I pericoli non finiscono però qui. Quando si è in una situazione di crisi, infatti, si guarda al proprio ambiente di riferimento in cerca di sostegno e protezione. Questa funzione può essere svolta dalla famiglia o dalle istituzioni, ma oggi, sempre più persone, si aspettano che anche la propria azienda abbia un ruolo attivo in tal senso. Basti pensare che l’annuale ricerca BVA Doxa-Mindwork relativa al benessere mentale nelle aziende, riporta che 9 lavoratori su 10 vogliono che la propria realtà organizzativa si prenda cura della salute psicologica delle sue persone.

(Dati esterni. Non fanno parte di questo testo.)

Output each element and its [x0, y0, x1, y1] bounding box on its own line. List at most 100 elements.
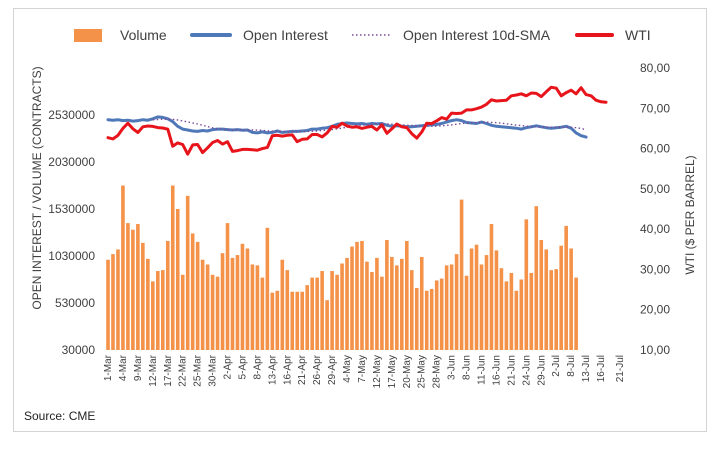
- volume-bar: [275, 290, 280, 350]
- volume-bar: [136, 224, 140, 350]
- right-tick-label: 70,00: [640, 101, 670, 115]
- volume-bar: [335, 274, 339, 350]
- volume-bar: [529, 272, 534, 350]
- volume-bar: [146, 258, 150, 350]
- volume-bar: [220, 253, 225, 350]
- volume-bar: [409, 270, 414, 350]
- volume-bar: [449, 264, 454, 350]
- volume-bar: [295, 291, 300, 350]
- volume-bar: [245, 248, 250, 350]
- volume-bar: [499, 268, 504, 350]
- right-axis-ticks: 10,00 20,00 30,00 40,00 50,00 60,00 70,00 80,00: [640, 61, 670, 357]
- volume-bar: [111, 254, 115, 350]
- x-tick-label: 8-Jul: [566, 355, 577, 377]
- legend: Volume Open Interest Open Interest 10d-S…: [74, 27, 651, 43]
- volume-bar: [255, 265, 260, 350]
- x-tick-label: 8-Apr: [252, 354, 263, 379]
- volume-bar: [554, 269, 558, 350]
- legend-wti-label: WTI: [625, 27, 651, 43]
- x-tick-label: 13-Apr: [267, 354, 278, 385]
- volume-bar: [325, 300, 329, 350]
- volume-bar: [310, 277, 314, 350]
- open-interest-line: [106, 115, 588, 139]
- volume-bar: [156, 271, 160, 350]
- volume-bar: [385, 240, 389, 350]
- volume-bar: [419, 256, 424, 350]
- x-tick-label: 4-May: [342, 355, 353, 383]
- volume-bar: [439, 278, 444, 350]
- x-tick-label: 1-Mar: [103, 354, 114, 381]
- wti-line: [106, 85, 608, 156]
- x-tick-label: 24-Jun: [521, 355, 532, 386]
- x-tick-label: 16-Jul: [596, 355, 607, 382]
- volume-bar: [260, 277, 265, 350]
- volume-bar: [355, 241, 359, 350]
- left-axis-title: OPEN INTEREST / VOLUME (CONTRACTS): [30, 66, 44, 309]
- volume-bar: [524, 219, 529, 350]
- volume-bar: [429, 288, 434, 350]
- volume-bar: [315, 277, 319, 350]
- left-tick-label: 1030000: [48, 249, 95, 263]
- volume-bar: [405, 240, 409, 350]
- legend-volume-label: Volume: [120, 27, 167, 43]
- volume-bar: [380, 276, 384, 350]
- x-tick-label: 9-Mar: [133, 354, 144, 381]
- x-tick-label: 5-Apr: [237, 354, 248, 379]
- volume-bar: [360, 240, 364, 350]
- open-interest-sma-line: [152, 118, 587, 133]
- volume-bar: [330, 271, 334, 350]
- left-tick-label: 2530000: [48, 108, 95, 122]
- right-tick-label: 10,00: [640, 343, 670, 357]
- volume-bar: [459, 199, 464, 350]
- volume-bar: [200, 259, 205, 350]
- legend-open-interest-label: Open Interest: [243, 27, 328, 43]
- x-tick-label: 25-Mar: [193, 354, 204, 386]
- x-tick-label: 30-Mar: [208, 354, 219, 386]
- volume-bar: [479, 264, 484, 350]
- volume-bar: [414, 287, 419, 350]
- volume-bar: [240, 243, 245, 350]
- volume-bar: [559, 245, 563, 350]
- volume-bar: [434, 280, 439, 350]
- right-tick-label: 50,00: [640, 182, 670, 196]
- volume-bar: [469, 248, 474, 350]
- x-tick-label: 2-Jul: [551, 355, 562, 377]
- x-tick-label: 13-Jul: [581, 355, 592, 382]
- right-tick-label: 40,00: [640, 222, 670, 236]
- volume-bar: [190, 233, 195, 350]
- x-tick-label: 3-Jun: [447, 355, 458, 380]
- left-tick-label: 1530000: [48, 202, 95, 216]
- volume-bar: [270, 292, 275, 350]
- volume-bar: [290, 291, 295, 350]
- volume-bar: [345, 257, 349, 350]
- volume-bar: [365, 261, 369, 350]
- x-tick-label: 16-Jun: [491, 355, 502, 386]
- volume-bar: [574, 277, 578, 350]
- volume-bar: [280, 259, 285, 350]
- volume-bar: [235, 255, 240, 350]
- x-tick-label: 20-May: [402, 355, 413, 388]
- chart-frame: [13, 8, 707, 432]
- legend-volume-swatch: [74, 29, 102, 42]
- x-tick-label: 22-Mar: [178, 354, 189, 386]
- volume-bar: [494, 250, 499, 350]
- volume-bar: [375, 257, 379, 350]
- volume-bar: [519, 279, 524, 350]
- x-tick-label: 12-Mar: [148, 354, 159, 386]
- volume-bar: [340, 263, 344, 350]
- volume-bar: [569, 248, 573, 350]
- volume-bar: [141, 242, 145, 350]
- x-tick-label: 17-Mar: [163, 354, 174, 386]
- volume-bar: [170, 185, 175, 350]
- volume-bar: [116, 249, 120, 350]
- volume-bar: [210, 274, 215, 350]
- volume-bar: [205, 264, 210, 350]
- x-tick-label: 21-Jul: [615, 355, 626, 382]
- x-tick-label: 26-Apr: [312, 354, 323, 385]
- volume-bar: [285, 270, 290, 350]
- volume-bar: [484, 255, 489, 350]
- left-tick-label: 530000: [55, 296, 95, 310]
- left-tick-label: 2030000: [48, 155, 95, 169]
- volume-bar: [160, 270, 165, 350]
- x-tick-label: 8-Jun: [462, 355, 473, 380]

Se, in presenza di questa aspettativa ciò non avviene, può presentarsi quello che la psicologa Jennifer Freyd definisce “tradimento istituzionale”. È il caso in cui un’organizzazione di cui si fa parte – e di cui ci si fida – è manchevole nel prevenire o nel gestire eventi traumatici – o, peggio, porta avanti comportamenti a danno delle persone che ne fanno parte. Questo meccanismo, come si può immaginare, non solo mina la fiducia nei riguardi della propria azienda, ma porta con sé conseguenze che inevitabilmente impattano sulla tenuta organizzativa e la retention.

Al lato opposto del tradimento istituzionale, troviamo la sicurezza psicologica, ossia il sentire di avere la libertà di poter condividere difficoltà, timori, idee e opinioni senza il timore di recriminazioni. La capacità, come scrivevo in un precedente articolo, di essere a proprio agio anche in situazioni che a proprio agio non mettono. Inevitabile, per diffondere questa prassi, passare dalla formazione e dalla sensibilizzazione. Viviamo una realtà sempre più incerta e complessa, dove calamità, pandemie e guerre scuotono ogni giorno la quotidianità di migliaia di persone e l’economia globale. Se le aziende vogliono proiettarsi nel futuro, è necessario che facciano la loro parte. Anche nella gestione dei traumi.